Selon une étude menée pour le compte de Coreview, deux tiers (66 %) des entreprises ont retardé ou annulé le déploiement de Microsoft Copilot, craignant que l'IA puisse exposer des données confidentielles de SharePoint.
Les préoccupations concernant l'IA augmentent avec le niveau hiérarchique dans l'organisation. Les trois quarts (75 %) des dirigeants de niveau C (C-level) et des vice-présidents ont retardé ou annulé des déploiements de Copilot, contre 60 % des managers. Les personnes qui ont la vision la plus large de l'organisation et la perception la plus claire des risques liés aux échanges dans les domaines juridique, de la conformité, de la finance et des ressources humaines sont les plus susceptibles d'avoir suspendu le déploiement de Copilot.
Si près des deux tiers (62 %) évaluent la sécurité de leur environnement Microsoft 365 comme « établie » ou « avancée », plus de la moitié (54 %) de ces organisations ne disposent toujours pas d'au moins un contrôle de sécurité fondamental, notamment l'authentification multifacteur (MFA) pour les administrateurs, la gestion des accès à privilèges ou la détection des modifications non autorisées de la configuration.
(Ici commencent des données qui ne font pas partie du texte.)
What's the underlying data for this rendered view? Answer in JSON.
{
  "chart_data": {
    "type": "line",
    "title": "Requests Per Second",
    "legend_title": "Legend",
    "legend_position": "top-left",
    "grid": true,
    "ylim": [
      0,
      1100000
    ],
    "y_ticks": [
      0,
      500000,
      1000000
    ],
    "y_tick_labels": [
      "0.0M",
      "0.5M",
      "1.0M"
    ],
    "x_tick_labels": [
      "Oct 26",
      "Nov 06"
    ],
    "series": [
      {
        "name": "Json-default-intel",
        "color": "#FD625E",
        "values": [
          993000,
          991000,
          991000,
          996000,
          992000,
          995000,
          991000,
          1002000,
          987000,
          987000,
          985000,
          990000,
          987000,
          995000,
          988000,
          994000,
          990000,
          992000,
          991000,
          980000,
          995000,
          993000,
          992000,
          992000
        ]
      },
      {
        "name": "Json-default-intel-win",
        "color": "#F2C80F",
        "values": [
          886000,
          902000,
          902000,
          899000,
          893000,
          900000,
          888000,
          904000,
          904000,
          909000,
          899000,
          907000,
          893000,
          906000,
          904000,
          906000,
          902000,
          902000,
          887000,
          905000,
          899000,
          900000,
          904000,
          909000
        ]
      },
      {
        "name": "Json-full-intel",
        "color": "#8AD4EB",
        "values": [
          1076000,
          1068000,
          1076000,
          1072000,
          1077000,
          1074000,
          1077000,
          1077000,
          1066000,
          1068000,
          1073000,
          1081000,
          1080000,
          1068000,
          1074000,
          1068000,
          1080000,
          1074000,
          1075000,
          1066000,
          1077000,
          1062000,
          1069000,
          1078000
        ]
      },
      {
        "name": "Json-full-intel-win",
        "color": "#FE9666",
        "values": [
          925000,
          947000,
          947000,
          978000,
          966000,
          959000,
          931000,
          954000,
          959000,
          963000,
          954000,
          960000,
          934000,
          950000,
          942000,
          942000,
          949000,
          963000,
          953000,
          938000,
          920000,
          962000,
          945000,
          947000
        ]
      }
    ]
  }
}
Copilot ne fait remonter que les informations auxquelles il peut accéder, et une organisation qui surestime son propre niveau de sécurité n'a pas une vision réelle de ce à quoi Copilot peut accéder.
Plus d'un tiers (37 %) des répondants pensent, à tort, que Microsoft sauvegarde automatiquement les configurations de Microsoft 365, tandis que 11 % supplémentaires reconnaissent ne disposer d'aucune sauvegarde de leur configuration. De plus, près des deux tiers (63 %) des organisations reportent ou limitent les revues des droits d'accès des utilisateurs parce qu'elles sont trop chronophages, tandis que près de la moitié (46 %) rencontrent des difficultés à obtenir que les employés les réalisent.